I agree with the author to the extend that glossy buttons and a textured background does not a good product make. Indeed, there's a lot of good-looking crap out there—but that's not design, and the author's argument that that's what design is makes him look like an ignorant fool.

1 comments

Not sure if you got his point. But design much harder than programming is; that's highly debatable. Sure, a lot of people can write code which kind of 'works', that's not really what I would call programming (and I don't think anyone here). As it takes about 10 years to really master writing great code and then get a lot of experience in the trenches, I believe this process is hard and takes a lot of time. Less than learning design. And you can do IA design even though you cannot make things pretty; a lot of people have a feeling for it.

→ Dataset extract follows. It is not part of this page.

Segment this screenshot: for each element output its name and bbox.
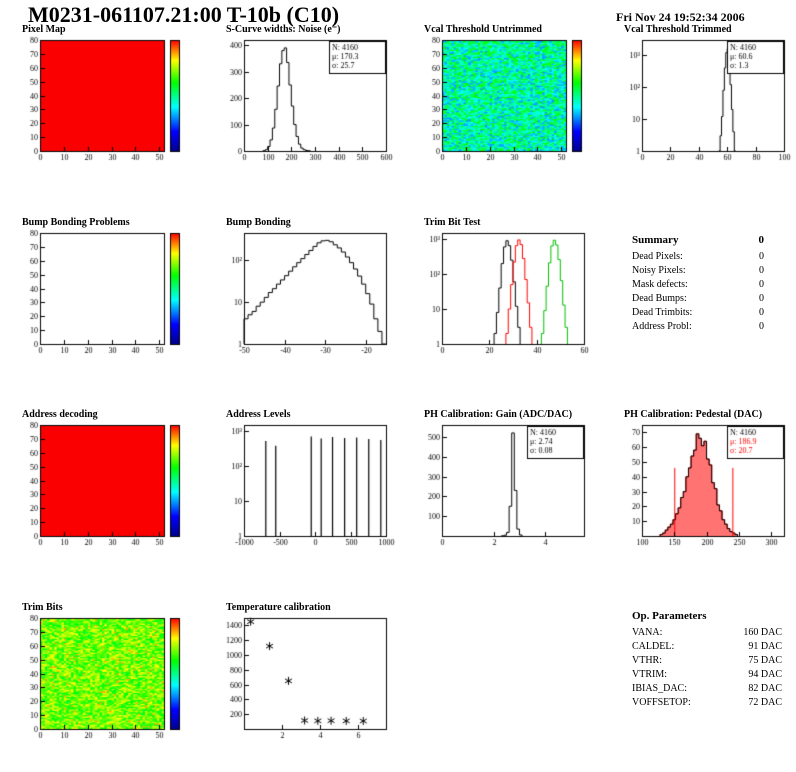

If I (programmer, no design education or talent whatsoever) sit down with a pen and paper and draw a user interface (1 page) 100 times, the 100th time, it'll be quite optimal, consistent and nice. After that it goes through the pretty machine, an artist who cannot do IA, but can do pretty. It's a great combi. With programming, you cannot really do the same trick; you'll end up with crap.

I do agree that it an be a greater catalyst than pure engineering. I don't think it can be much of anything without engineering and value and that was the author his point. Of course when you made a product you want to make it look good and work well ergonomically, but you want the value and the engineering in place first. After reading the article I felt like his real beef is actually with nonsensical vaporware looking pretty to attract investors and morons signing up anyway.